The monitoring data and subsequent forecasts can be communicated to help scientists discover causes and effects of environmental hazards and allow them to engineer solutions. Mitigation stakeholders include public health and natural resource managers. Fishery management and aquaculture processes can benefit immediately. The tourism industry, a major economic contributor in Florida, will be able to communicate more clearly and transparently to coastal visitors. A workforce with interdisciplinary training will be needed to produce reliable data and clear communications.

The path forward

Through the virtual summit, UF and its collaborative partners have successfully laid the foundation for working relationships with industrial partners in the field of coastal water sensing, governmental agencies and other non-government organizations as a result of this virtual summit.
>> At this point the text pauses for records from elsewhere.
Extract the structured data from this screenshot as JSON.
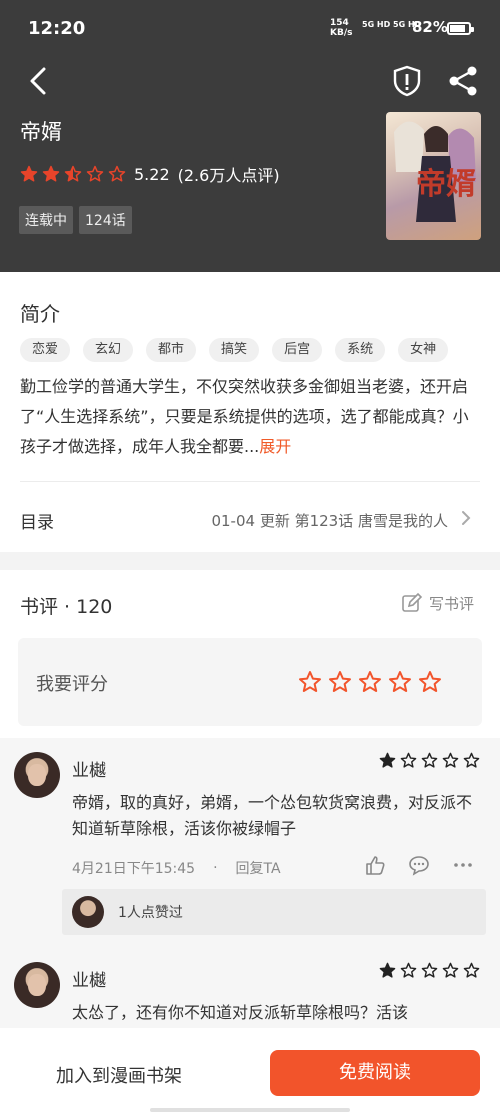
{
  "status_bar": {
    "time": "12:20",
    "net_speed": "154",
    "net_unit": "KB/s",
    "signal": "5G HD 5G HD",
    "battery": "82%",
    "battery_level": 0.82
  },
  "comic": {
    "title": "帝婿",
    "rating": 2.5,
    "score": "5.22",
    "rating_count": "(2.6万人点评)",
    "status_tags": [
      "连载中",
      "124话"
    ],
    "cover_text": "帝婿"
  },
  "intro": {
    "heading": "简介",
    "genre_tags": [
      "恋爱",
      "玄幻",
      "都市",
      "搞笑",
      "后宫",
      "系统",
      "女神"
    ],
    "description": "勤工俭学的普通大学生，不仅突然收获多金御姐当老婆，还开启了“人生选择系统”，只要是系统提供的选项，选了都能成真？小孩子才做选择，成年人我全都要...",
    "expand": "展开",
    "toc_label": "目录",
    "toc_info": "01-04  更新  第123话 唐雪是我的人"
  },
  "reviews": {
    "heading": "书评 · 120",
    "write_label": "写书评",
    "rate_label": "我要评分",
    "rate_value": 0
  },
  "comments": [
    {
      "user": "业樾",
      "stars": 1,
      "text": "帝婿，取的真好，弟婿，一个怂包软货窝浪费，对反派不知道斩草除根，活该你被绿帽子",
      "time": "4月21日下午15:45",
      "reply": "回复TA",
      "likes_text": "1人点赞过"
    },
    {
      "user": "业樾",
      "stars": 1,
      "text": "太怂了，还有你不知道对反派斩草除根吗？活该"
    }
  ],
  "bottom_bar": {
    "add_shelf": "加入到漫画书架",
    "read_free": "免费阅读"
  },
  "colors": {
    "accent": "#f2542b",
    "star": "#e8442a",
    "header_bg": "#3c3c3c"
  }
}
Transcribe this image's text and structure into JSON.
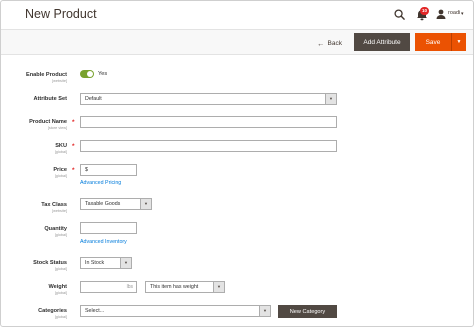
{
  "header": {
    "title": "New Product",
    "notifications_count": "10",
    "user_name": "roadi",
    "user_chevron": "▾"
  },
  "actions": {
    "back_label": "Back",
    "back_arrow": "←",
    "add_attribute_label": "Add Attribute",
    "save_label": "Save",
    "save_split_arrow": "▼"
  },
  "form": {
    "enable_product": {
      "label": "Enable Product",
      "scope": "[website]",
      "value_text": "Yes",
      "enabled": true
    },
    "attribute_set": {
      "label": "Attribute Set",
      "value": "Default"
    },
    "product_name": {
      "label": "Product Name",
      "scope": "[store view]",
      "required": "*",
      "value": ""
    },
    "sku": {
      "label": "SKU",
      "scope": "[global]",
      "required": "*",
      "value": ""
    },
    "price": {
      "label": "Price",
      "scope": "[global]",
      "required": "*",
      "currency": "$",
      "link": "Advanced Pricing"
    },
    "tax_class": {
      "label": "Tax Class",
      "scope": "[website]",
      "value": "Taxable Goods"
    },
    "quantity": {
      "label": "Quantity",
      "scope": "[global]",
      "value": "",
      "link": "Advanced Inventory"
    },
    "stock_status": {
      "label": "Stock Status",
      "scope": "[global]",
      "value": "In Stock"
    },
    "weight": {
      "label": "Weight",
      "scope": "[global]",
      "unit": "lbs",
      "has_weight": "This item has weight"
    },
    "categories": {
      "label": "Categories",
      "scope": "[global]",
      "placeholder": "Select...",
      "new_button": "New Category"
    }
  },
  "colors": {
    "accent": "#eb5202",
    "dark_button": "#514943",
    "toggle_on": "#79a22e",
    "link": "#007bdb",
    "required": "#e22626"
  },
  "icons": {
    "search": "search-icon",
    "bell": "bell-icon",
    "user": "user-icon",
    "select_arrow": "▼"
  }
}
Paul Gader, Ph.D., professor in ESSIE and in the Computer & Information Science & Engineering Department, and an Associate Director of the UF Engineering Center for Coastal Solutions (ECCS) said, “We will collaboratively engage in research and education to produce coastal forecasts and mitigation strategies at the ECCS to improve quality of life and economic health in Florida and other coastal states.”

Angelini concluded, “Accelerating progress in technology development through building more coordinated, high-functioning partnerships and developing a well-trained workforce is vital for responding to Florida’s coastal water quality crises. We need everyone at the table to collectively solve these types of challenges.”